‘Presidente é obrigado a ser prudente na economia’

Para o analista político Carlos Toranzo, Morales poderá buscar poder absoluto, mas eleitores podem contrabalançá-lo, numa Constituinte

 

LA PAZ – Com a legitimidade das urnas e o controle do Parlamento, esse governo tem enormes chances de dar certo. Só terá problemas decorrentes de seus próprios erros. O que não é improvável: o gabinete é formado de “símbolos sociais”, não de técnicos e gerentes. A avaliação é do analista político Carlos Toranzo.

“Vitórias absolutas provocam desejos de um poder ainda mais absoluto, e por isso podem conduzir ao autoritarismo”, adverte Toranzo, pesquisador da Fundação Friedrich Ebert de estudos políticos. Mas a população também pode contrabalançar esse poder, votando na oposição para a Assembléia Constituinte, pondera ele.

Na condução da economia, Toranzo, um dos mais prestigiados analistas bolivianos, acredita que o presidente Evo Morales será prudente, até por falta de opção: “O Estado boliviano é muito débil, precisa do apoio da comunidade internacional.”

O que vai ser desse governo?

É um governo muito forte. Tem muita legitimidade eleitoral, controle quase absoluto do Parlamento. Quer fazer uma Assembléia Constituinte para ter ainda mais poder. Um governo assim tem muitas oportunidades para fazer muitas coisas. Um governo que não seja de esquerda não se pode animar a falar de TLC (Tratado de Livre Comércio bilateral com os Estados Unidos, que Evo Morales encarregou o novo embaixador em Washington de negociar). E esse o faz. Governos de esquerda, ao contrário dos de direita, podem controlar movimentos sociais. Tem uma boa engenharia de conduzir suas relações com as empresas internacionais, com a Petrobrás, com a Repsol… Demonstrou que vai seguir cooperando com elas. As empresas vão passar a ganhar menos, mas vão ficar. Esse governo pode se dar muito bem em termos econômicos. No meio do caminho, tem um problema: administrar o Estado. As legitimidades não resistem à má gestão.

O gabinete é muito despreparado, não?

São símbolos sociais. Até agora, não há sinais de que seus integrantes possam se desempenhar bem na gestão pública. Os únicos problemas são os erros que o próprio governo poderá cometer.

O senhor acha que a Assembléia Constituinte conduzirá a Bolívia no caminho da Venezuela, estabelecendo a reeleição presidencial e reforçando o poder do governo?

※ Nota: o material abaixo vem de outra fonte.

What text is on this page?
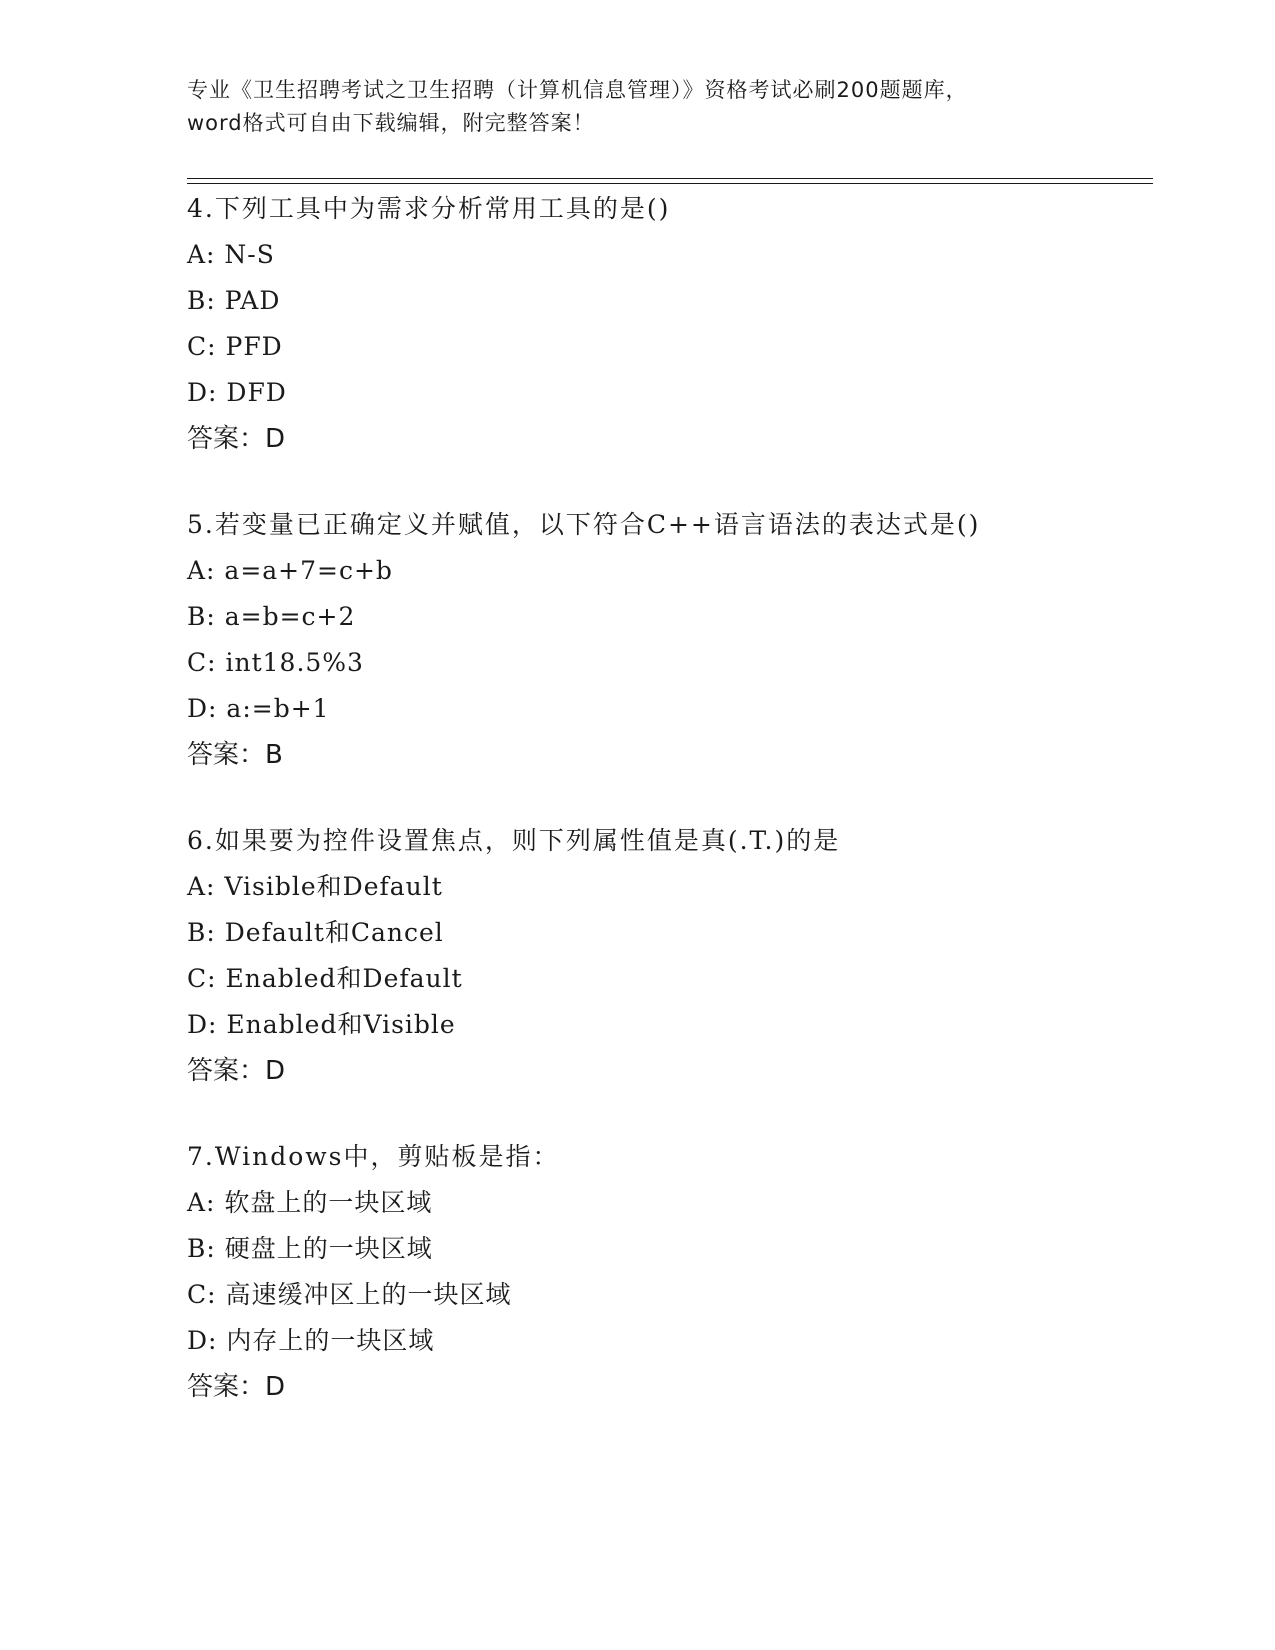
专业《卫生招聘考试之卫生招聘（计算机信息管理）》资格考试必刷200题题库，
word格式可自由下载编辑，附完整答案！
4.下列工具中为需求分析常用工具的是()
A: N-S
B: PAD
C: PFD
D: DFD
答案：D
5.若变量已正确定义并赋值，以下符合C++语言语法的表达式是()
A: a=a+7=c+b
B: a=b=c+2
C: int18.5%3
D: a:=b+1
答案：B
6.如果要为控件设置焦点，则下列属性值是真(.T.)的是
A: Visible和Default
B: Default和Cancel
C: Enabled和Default
D: Enabled和Visible
答案：D
7.Windows中，剪贴板是指：
A: 软盘上的一块区域
B: 硬盘上的一块区域
C: 高速缓冲区上的一块区域
D: 内存上的一块区域
答案：D
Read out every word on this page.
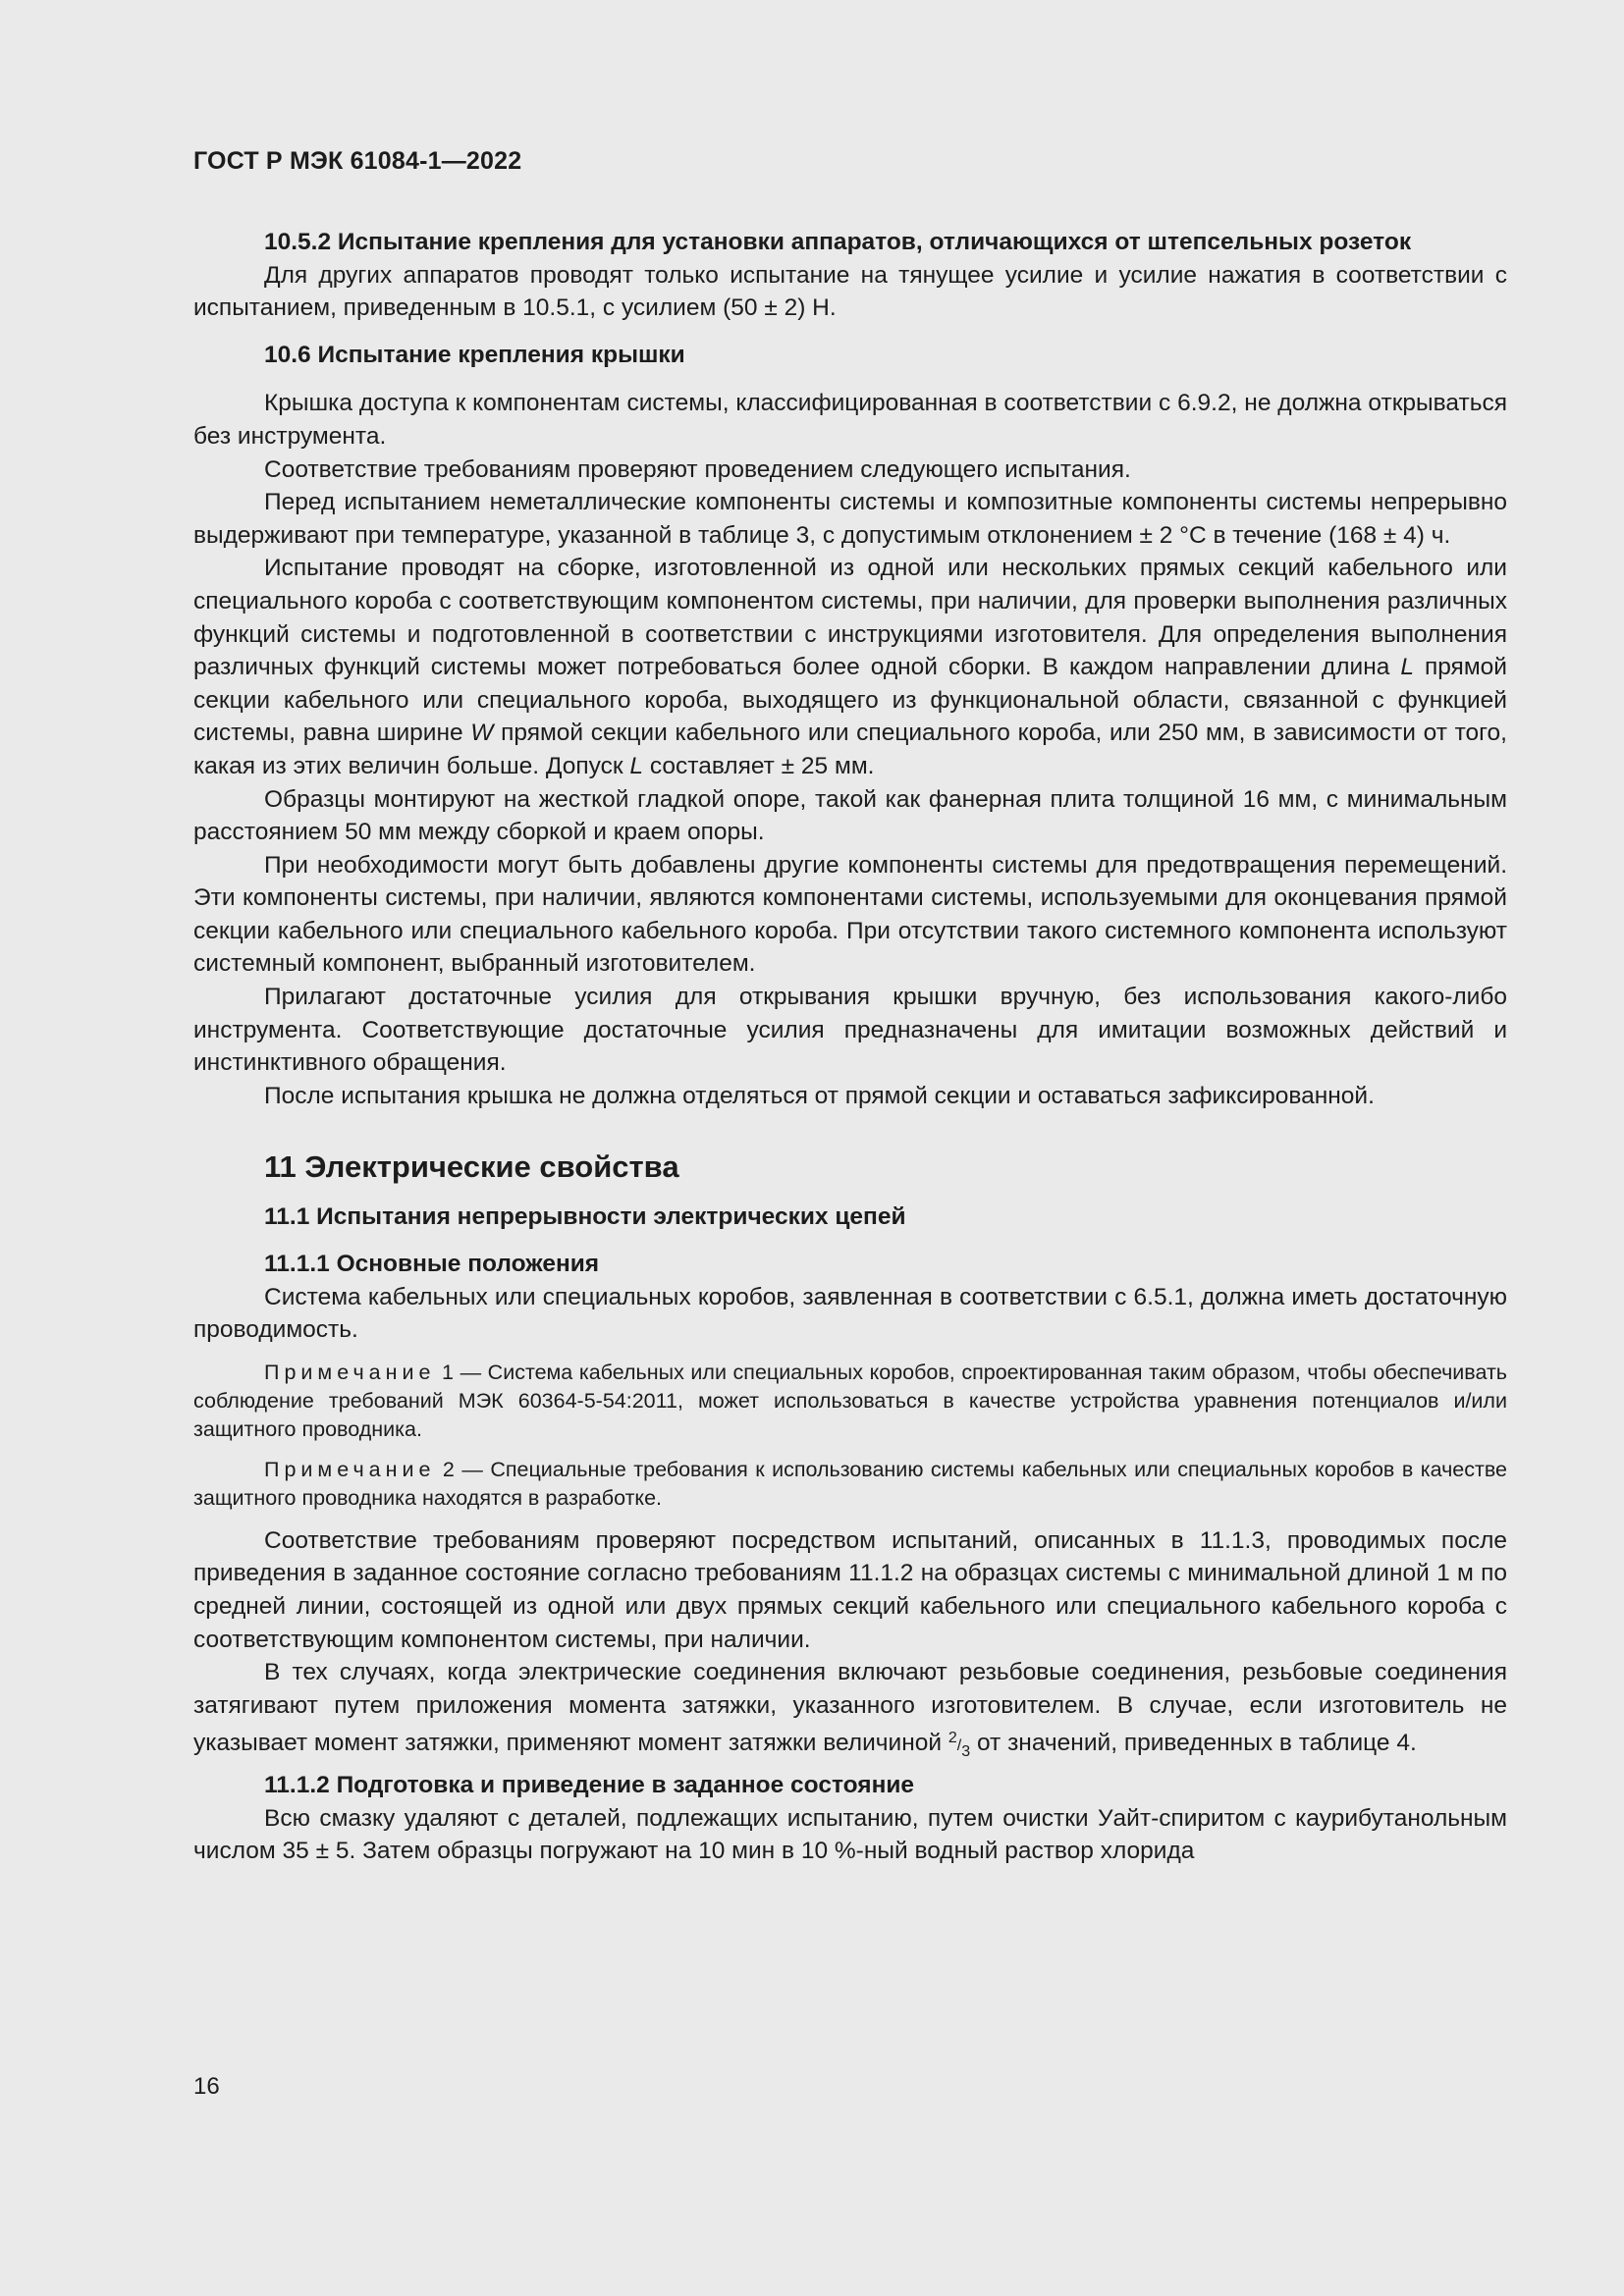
ГОСТ Р МЭК 61084-1—2022

10.5.2 Испытание крепления для установки аппаратов, отличающихся от штепсельных розеток

Для других аппаратов проводят только испытание на тянущее усилие и усилие нажатия в соответствии с испытанием, приведенным в 10.5.1, с усилием (50 ± 2) Н.

10.6 Испытание крепления крышки

Крышка доступа к компонентам системы, классифицированная в соответствии с 6.9.2, не должна открываться без инструмента.

Соответствие требованиям проверяют проведением следующего испытания.

Перед испытанием неметаллические компоненты системы и композитные компоненты системы непрерывно выдерживают при температуре, указанной в таблице 3, с допустимым отклонением ± 2 °С в течение (168 ± 4) ч.

Испытание проводят на сборке, изготовленной из одной или нескольких прямых секций кабельного или специального короба с соответствующим компонентом системы, при наличии, для проверки выполнения различных функций системы и подготовленной в соответствии с инструкциями изготовителя. Для определения выполнения различных функций системы может потребоваться более одной сборки. В каждом направлении длина L прямой секции кабельного или специального короба, выходящего из функциональной области, связанной с функцией системы, равна ширине W прямой секции кабельного или специального короба, или 250 мм, в зависимости от того, какая из этих величин больше. Допуск L составляет ± 25 мм.

Образцы монтируют на жесткой гладкой опоре, такой как фанерная плита толщиной 16 мм, с минимальным расстоянием 50 мм между сборкой и краем опоры.

При необходимости могут быть добавлены другие компоненты системы для предотвращения перемещений. Эти компоненты системы, при наличии, являются компонентами системы, используемыми для оконцевания прямой секции кабельного или специального кабельного короба. При отсутствии такого системного компонента используют системный компонент, выбранный изготовителем.

Прилагают достаточные усилия для открывания крышки вручную, без использования какого-либо инструмента. Соответствующие достаточные усилия предназначены для имитации возможных действий и инстинктивного обращения.

После испытания крышка не должна отделяться от прямой секции и оставаться зафиксированной.

11 Электрические свойства

11.1 Испытания непрерывности электрических цепей

11.1.1 Основные положения

Система кабельных или специальных коробов, заявленная в соответствии с 6.5.1, должна иметь достаточную проводимость.

Примечание 1 — Система кабельных или специальных коробов, спроектированная таким образом, чтобы обеспечивать соблюдение требований МЭК 60364-5-54:2011, может использоваться в качестве устройства уравнения потенциалов и/или защитного проводника.

Примечание 2 — Специальные требования к использованию системы кабельных или специальных коробов в качестве защитного проводника находятся в разработке.

Соответствие требованиям проверяют посредством испытаний, описанных в 11.1.3, проводимых после приведения в заданное состояние согласно требованиям 11.1.2 на образцах системы с минимальной длиной 1 м по средней линии, состоящей из одной или двух прямых секций кабельного или специального кабельного короба с соответствующим компонентом системы, при наличии.

В тех случаях, когда электрические соединения включают резьбовые соединения, резьбовые соединения затягивают путем приложения момента затяжки, указанного изготовителем. В случае, если изготовитель не указывает момент затяжки, применяют момент затяжки величиной $^2/_3$ от значений, приведенных в таблице 4.

11.1.2 Подготовка и приведение в заданное состояние

Всю смазку удаляют с деталей, подлежащих испытанию, путем очистки Уайт-спиритом с каурибутанольным числом 35 ± 5. Затем образцы погружают на 10 мин в 10 %-ный водный раствор хлорида

16
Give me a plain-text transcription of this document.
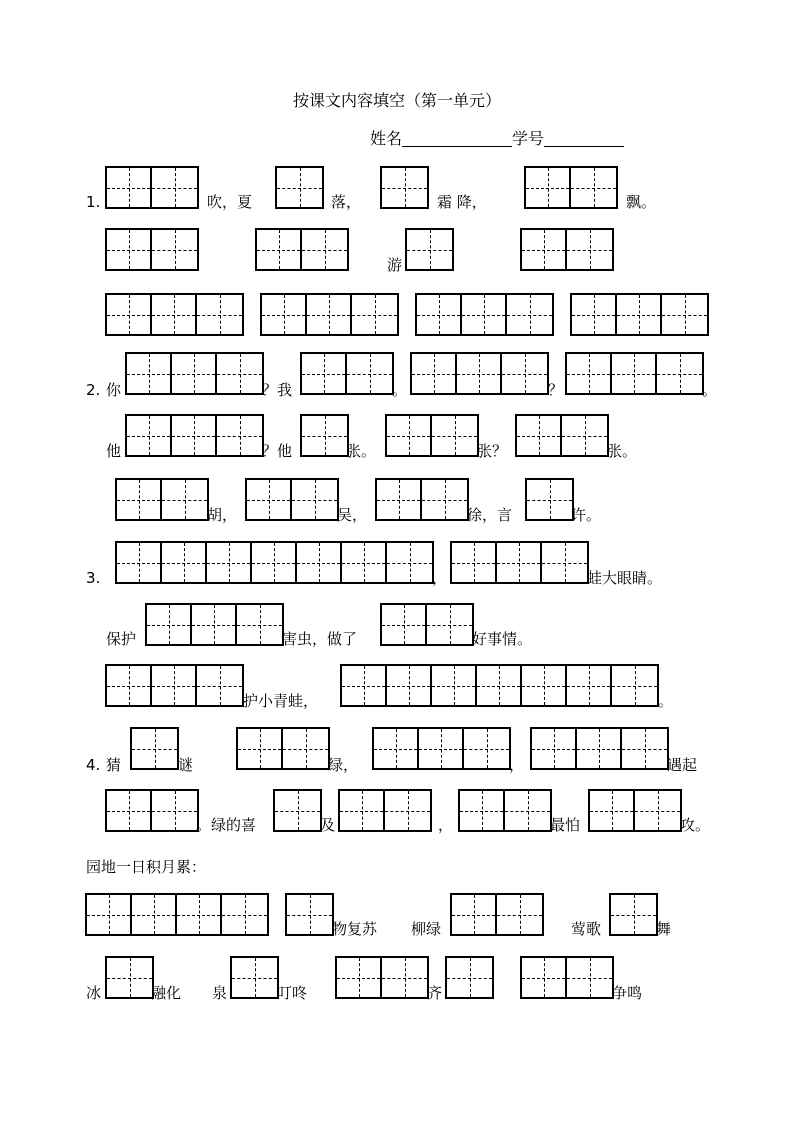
按课文内容填空（第一单元）
姓名	学号
1.	吹，夏	落，	霜 降，	飘。
游
2. 你	？我	。	？	。
他	？他	张。	张？	张。
胡，	吴，	徐，言	许。
3.	，	蛙大眼睛。
保护	害虫，做了	好事情。
护小青蛙，	。
4. 猜	谜	绿，	，	遇起
。绿的喜	及	，	最怕	攻。
园地一日积月累：
物复苏 柳绿	莺歌	舞
冰	融化 泉	叮咚	齐	争鸣
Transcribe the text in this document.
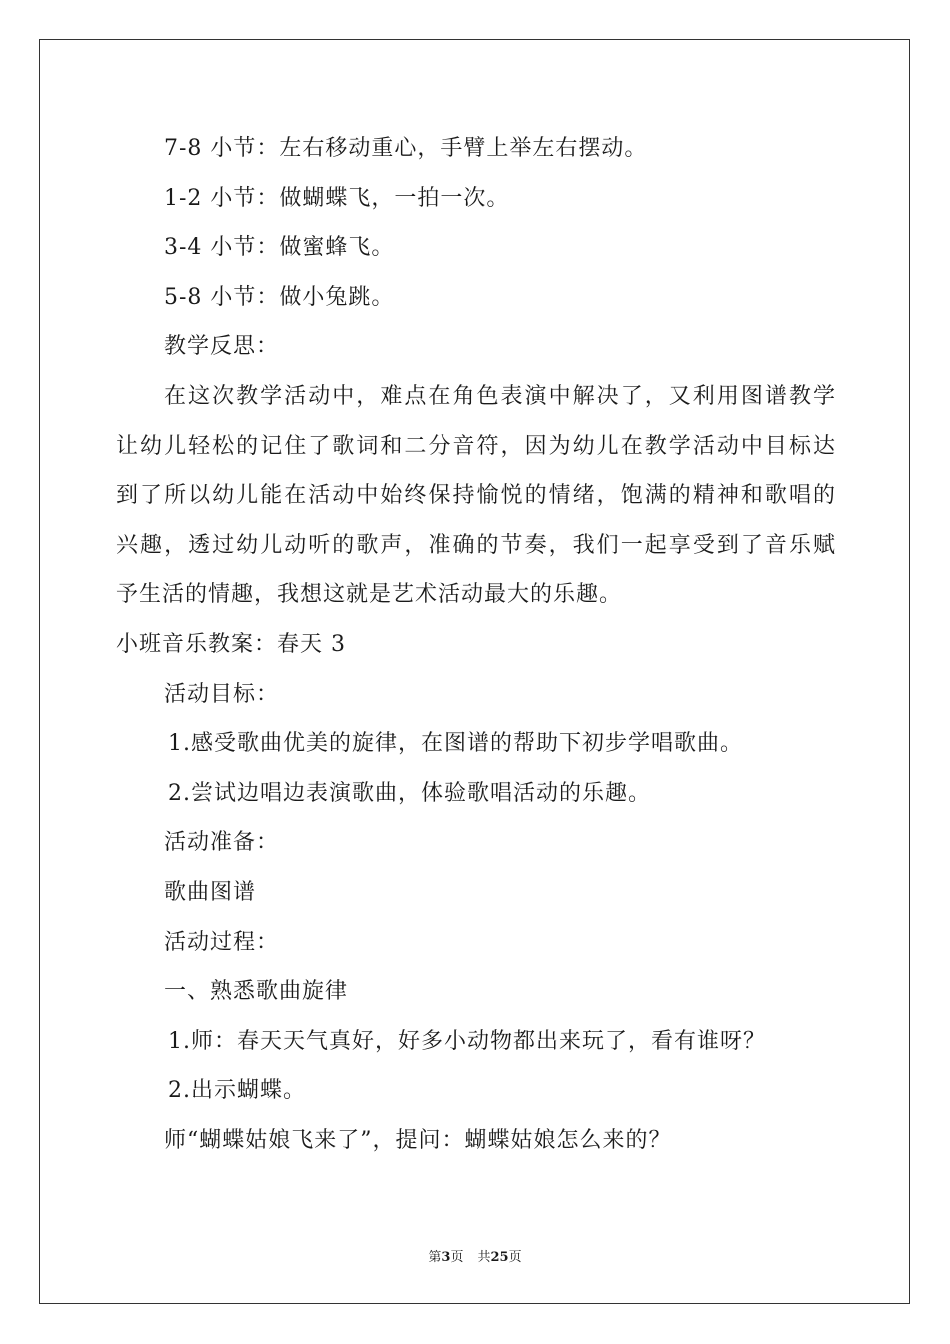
7-8 小节：左右移动重心，手臂上举左右摆动。
1-2 小节：做蝴蝶飞，一拍一次。
3-4 小节：做蜜蜂飞。
5-8 小节：做小兔跳。
教学反思：
在这次教学活动中，难点在角色表演中解决了，又利用图谱教学
让幼儿轻松的记住了歌词和二分音符，因为幼儿在教学活动中目标达
到了所以幼儿能在活动中始终保持愉悦的情绪，饱满的精神和歌唱的
兴趣，透过幼儿动听的歌声，准确的节奏，我们一起享受到了音乐赋
予生活的情趣，我想这就是艺术活动最大的乐趣。
小班音乐教案：春天 3
活动目标：
1.感受歌曲优美的旋律，在图谱的帮助下初步学唱歌曲。
2.尝试边唱边表演歌曲，体验歌唱活动的乐趣。
活动准备：
歌曲图谱
活动过程：
一、熟悉歌曲旋律
1.师：春天天气真好，好多小动物都出来玩了，看有谁呀？
2.出示蝴蝶。
师“蝴蝶姑娘飞来了”，提问：蝴蝶姑娘怎么来的？
第3页 共25页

Vitórias absolutas provocam desejos de um poder ainda mais absoluto, e por isso podem conduzir ao autoritarismo. Foi o que aconteceu na Venezuela. Essa é uma possibilidade. A outra é que o povo procure contrabalançar esse poder votando na oposição. Foi o que aconteceu nessas eleições (de 18 dezembro) em relação aos governadores. O fato de Evo Morales ter recebido 54% dos votos não significa que toda essa parcela do eleitorado acredite no programa dele. Foi também um voto contra Jorge Quiroga (presidente entre 2001 e 2002 e candidato pelo partido Podemos), contra os partidos tradicionais, contra a velha política e a guerra suja.

Na política econômica, o senhor acha que ele será prudente, como o presidente Lula?

É obrigado a ser prudente, porque o Estado boliviano é muito débil, precisa do apoio da comunidade internacional. O Banco Central é independente, e esperamos que isso não mude.

A reação dos militares contra as nomeações para o comando são isoladas, da parte dos que se sentiram prejudicados, ou há algum ruído na corporação?

 

É difícil saber. É provável que haja ruídos dentro da corporação. Os militares disseram que o presidente violou o Estatuto ao saltar a ordem de promoção da carreira; Morales disse que não. Isso gera incômodo. Mas não é nada que venha a ter conseqüências mais graves.